The Federal attempts to regulate food “for our good” are just another example of what happens when we give (and Congress delegates—stupidly) nearly unlimited authority to large bureaucratic agencies essentially to write the laws themselves without accountability.  On this particular issue, in the first place, we must ask how any agency can have the necessary knowledge to be able to tell the rest of us how we should eat to be healthy.  In fact, ideas of health and diet change continually over time.  No one seems to be able to reach definitive conclusions.  Even studies often conflict.  One year coffee is good for us, the next year it kills.  One decade meat is terrible, the next it is good for us because we need the protein.  How can an agency that already has a predisposition to inertia because of its size ever hope to keep up with advancing knowledge?
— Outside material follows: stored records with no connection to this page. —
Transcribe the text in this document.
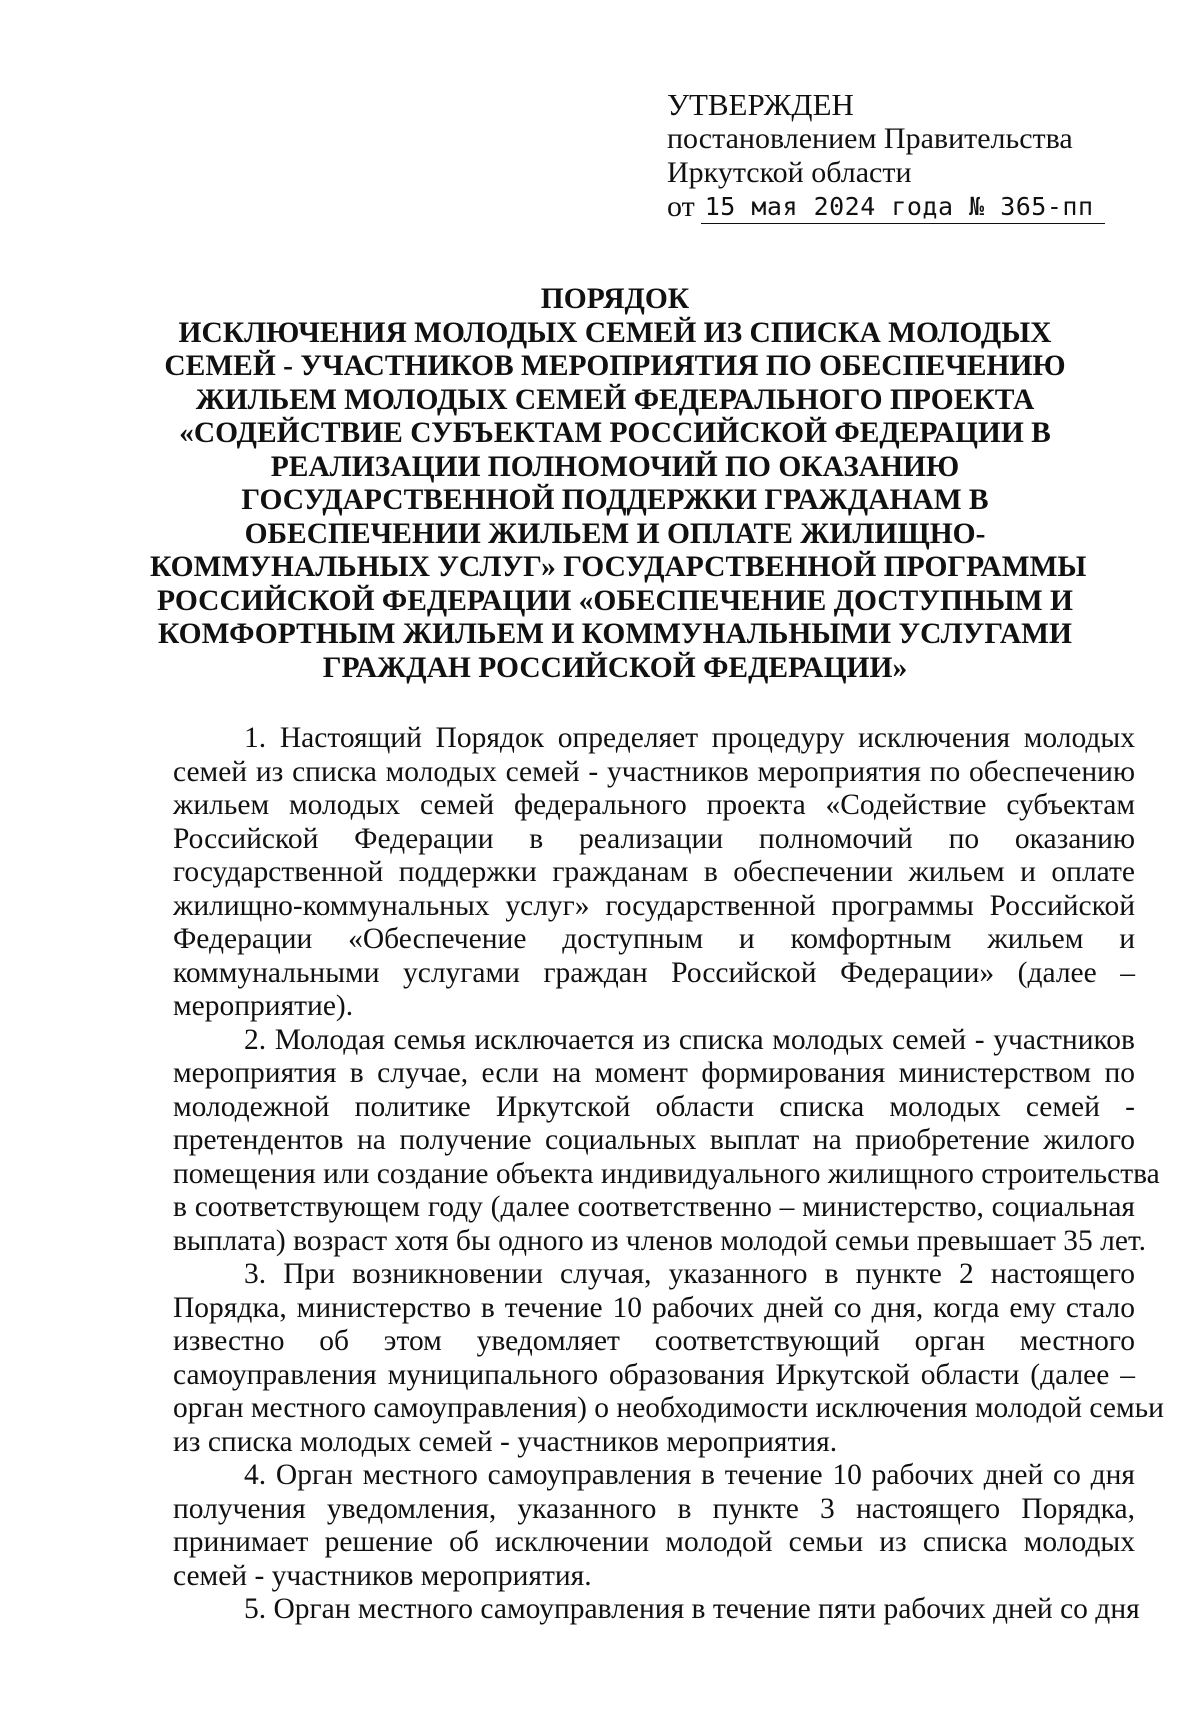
УТВЕРЖДЕН
постановлением Правительства
Иркутской области
от 15 мая 2024 года № 365-пп
ПОРЯДОК
ИСКЛЮЧЕНИЯ МОЛОДЫХ СЕМЕЙ ИЗ СПИСКА МОЛОДЫХ
СЕМЕЙ - УЧАСТНИКОВ МЕРОПРИЯТИЯ ПО ОБЕСПЕЧЕНИЮ
ЖИЛЬЕМ МОЛОДЫХ СЕМЕЙ ФЕДЕРАЛЬНОГО ПРОЕКТА
«СОДЕЙСТВИЕ СУБЪЕКТАМ РОССИЙСКОЙ ФЕДЕРАЦИИ В
РЕАЛИЗАЦИИ ПОЛНОМОЧИЙ ПО ОКАЗАНИЮ
ГОСУДАРСТВЕННОЙ ПОДДЕРЖКИ ГРАЖДАНАМ В
ОБЕСПЕЧЕНИИ ЖИЛЬЕМ И ОПЛАТЕ ЖИЛИЩНО-
КОММУНАЛЬНЫХ УСЛУГ» ГОСУДАРСТВЕННОЙ ПРОГРАММЫ
РОССИЙСКОЙ ФЕДЕРАЦИИ «ОБЕСПЕЧЕНИЕ ДОСТУПНЫМ И
КОМФОРТНЫМ ЖИЛЬЕМ И КОММУНАЛЬНЫМИ УСЛУГАМИ
ГРАЖДАН РОССИЙСКОЙ ФЕДЕРАЦИИ»
1. Настоящий Порядок определяет процедуру исключения молодых
семей из списка молодых семей - участников мероприятия по обеспечению
жильем молодых семей федерального проекта «Содействие субъектам
Российской Федерации в реализации полномочий по оказанию
государственной поддержки гражданам в обеспечении жильем и оплате
жилищно-коммунальных услуг» государственной программы Российской
Федерации «Обеспечение доступным и комфортным жильем и
коммунальными услугами граждан Российской Федерации» (далее –
мероприятие).
2. Молодая семья исключается из списка молодых семей - участников
мероприятия в случае, если на момент формирования министерством по
молодежной политике Иркутской области списка молодых семей -
претендентов на получение социальных выплат на приобретение жилого
помещения или создание объекта индивидуального жилищного строительства
в соответствующем году (далее соответственно – министерство, социальная
выплата) возраст хотя бы одного из членов молодой семьи превышает 35 лет.
3. При возникновении случая, указанного в пункте 2 настоящего
Порядка, министерство в течение 10 рабочих дней со дня, когда ему стало
известно об этом уведомляет соответствующий орган местного
самоуправления муниципального образования Иркутской области (далее –
орган местного самоуправления) о необходимости исключения молодой семьи
из списка молодых семей - участников мероприятия.
4. Орган местного самоуправления в течение 10 рабочих дней со дня
получения уведомления, указанного в пункте 3 настоящего Порядка,
принимает решение об исключении молодой семьи из списка молодых
семей - участников мероприятия.
5. Орган местного самоуправления в течение пяти рабочих дней со дня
How did we get to this point and what can we do about it?  Alexis De Tocqueville actually predicted the possibility of our current problem—crisis?  Vincent Ostrom called it the Crisis of American Public Administration, the title of one of his many perceptive books.  De Tocqueville wrote prophetically in Democracy in America that Americans, through the democratic process itself, would “kill off” their government through “soft despotism,” the kind of tyranny that creeps slowly and almost undiscernibly into the process of governing when more and more functions are delegated to bureaucrats—by us and our representatives..  Motives for this have varied.  In the Progressive Era (1880-1925) many believed, Woodrow Wilson included, that if only we trained bureaucrats as experts and designed our hierarchical structures properly (with only one center of power), the desired result—efficiency—would emerge and everyone would be happy. 

We were, as it were, lulled to sleep regarding our loss of ability to function by consent of the governed.  We gave it up in return for what we were told would be greater well-being given to us by the so-called experts.  And it would take no effort on our part.  We could all go on our collective merry way and know (?) that the bureaucrats always had our best interests in mind and heart.

Somewhere along the way, beginning in the late 1950s, a few critics began to question this model.  They argued that we lost more than we gained with large, centralized bureaucratic institutions and that perhaps there were better, more responsive and just ways to achieve certain outcomes.  Perhaps, some argued, we might even give much of what had been done by government back to the market, with a resulting increase in freedom without a loss in the valuable outcomes.  Unfortunately, politicians have been slow to get the message.  And so, here we are today.

If we have any hope of escaping this crisis before the soft despotism engulfs us, we who are still able to do so must make our voices heard.  We do still have a voice, perhaps a dying one, but a voice nevertheless.  At the very least we should be very careful about voting for people who don’t have any care or knowledge of the problem or no intention of trying to fix it if they do know.  The courts for now are a closed option, as they have consistently been willing to expand the scope of bureaucratic power.  The executive branches are pretty obviously useless, since it is they who control the bureaucracies.  Voting for legislators (local, state and national) who wish to tackle the problem is a viable option. 

And let’s not forget to pray for those in authority, not as a last option, but as a vital aspect of being a believer in Christ who is the king of the nations.